“The murderers’ children are no murderers…But we can hold them accountable for how they handle the memory of the crime of their ancestors.” This was how survivor Sabina van der Linden quoted another survivor, Elie Wiesel. They spoke for six million Jews that were murdered during the Second World War by German perpetrators. These words were spoken during the inauguration of the Memorial to the Murdered Jews of Europe on May 10, 2005. In 1988, West German intellectuals proposed building a memorial that would commemorate the Jewish victims. It was to be built in Berlin, where the Nazi rulers had decided on and directed the Holocaust. The year after this initiative, the Wall fell, Berlin was united and became the capital once again. In Berlin, now growing together, new locations presented themselves. The choice fell on an area near the Brandenburg Gate. This had previously been the border strip and even earlier the gardens of ministries. Hitler’s Reichskanzlei, in English Reich Chancellery, and bunker were located right next door. New government buildings emerged in the surrounding area, and so the site also carried a message: in the centre of political power, reunited Germany was taking a stance for the murdered Jewish children, women and men.
Regarding the design of the memorial, opinions varied strongly. The result of an initial competition was discarded, the winning design of the second competition was significantly changed.

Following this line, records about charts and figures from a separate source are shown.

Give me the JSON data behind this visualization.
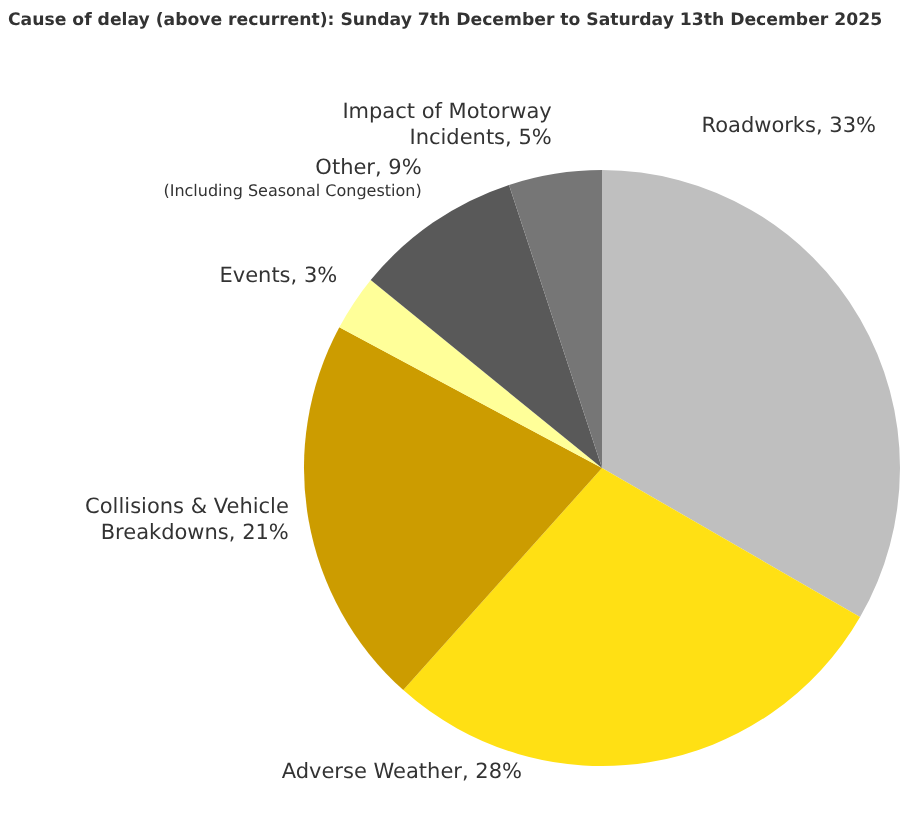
{
  "chart_data": {
    "type": "pie",
    "title": "Cause of delay (above recurrent): Sunday 7th December to Saturday 13th December 2025",
    "categories": [
      "Roadworks",
      "Adverse Weather",
      "Collisions & Vehicle Breakdowns",
      "Events",
      "Other",
      "Impact of Motorway Incidents"
    ],
    "values": [
      33,
      28,
      21,
      3,
      9,
      5
    ],
    "value_labels": [
      "33%",
      "28%",
      "21%",
      "3%",
      "9%",
      "5%"
    ],
    "colors": [
      "#bfbfbf",
      "#ffe014",
      "#cc9c00",
      "#ffff99",
      "#595959",
      "#767676"
    ],
    "annotations": [
      {
        "text": "(Including Seasonal Congestion)",
        "x": "Other"
      }
    ],
    "legend": false
  }
}
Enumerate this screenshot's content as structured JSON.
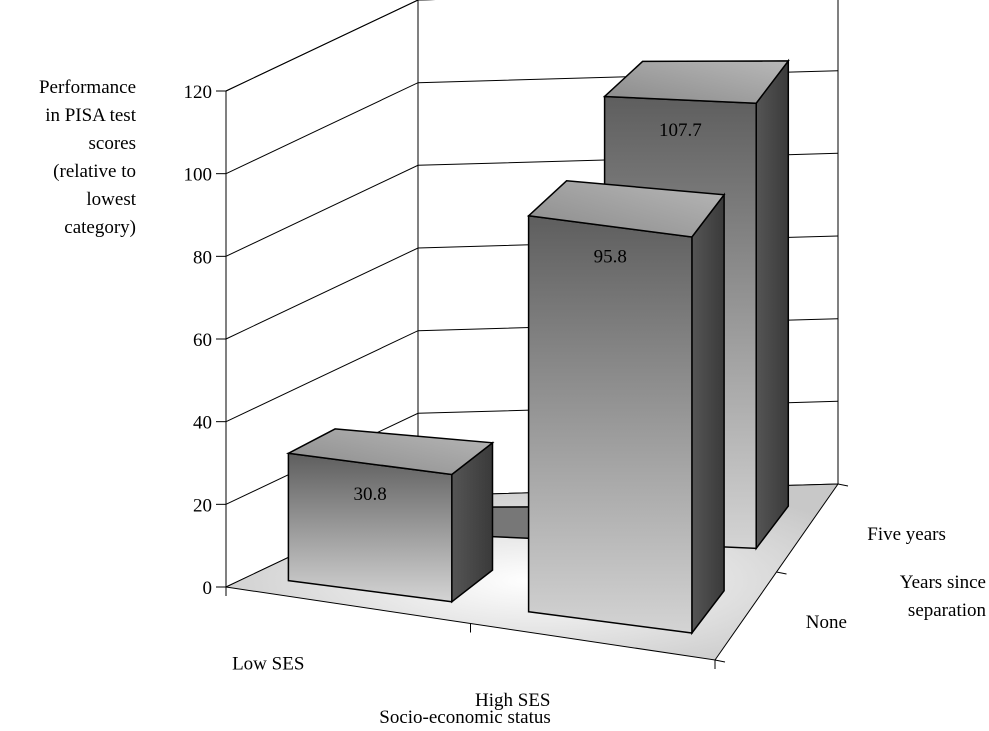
{
  "chart_data": {
    "type": "bar",
    "title": "",
    "ylabel_lines": [
      "Performance",
      "in PISA test",
      "scores",
      "(relative to",
      "lowest",
      "category)"
    ],
    "xlabel": "Socio-economic status",
    "zlabel_lines": [
      "Years since",
      "separation"
    ],
    "categories": [
      "Low SES",
      "High SES"
    ],
    "depth_categories": [
      "None",
      "Five years"
    ],
    "series": [
      {
        "name": "None",
        "values": [
          30.8,
          95.8
        ]
      },
      {
        "name": "Five years",
        "values": [
          0.0,
          107.7
        ]
      }
    ],
    "ylim": [
      0,
      120
    ],
    "yticks": [
      0,
      20,
      40,
      60,
      80,
      100,
      120
    ],
    "grid": true
  }
}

It came from the New York architect Peter Eisenman. On an area of two and a half football fields, 2,700 concrete stelae were to be built. They all have the same base area and stand in the same small distance to each other, but are between a few centimetres and 4.7 metres high and have different inclinations. During the inauguration, Bundestag President Wolfgang Thierse noted that the memorial enables “a sensual-emotional idea of loneliness, distress, threat. It does not enforce anything.”
The memorial was approved by the Bundestag in 1999, as was the historical exhibition at the Information Center and the foundation that takes care of the memorial. Their purpose is “the commemoration of the National Socialist genocide of the Jews of Europe.” This led to debates about how to deal with other groups of victims. For the most part, however, this is not noticeable in the everyday life of tourists: the memorial attracts millions of visitors each year.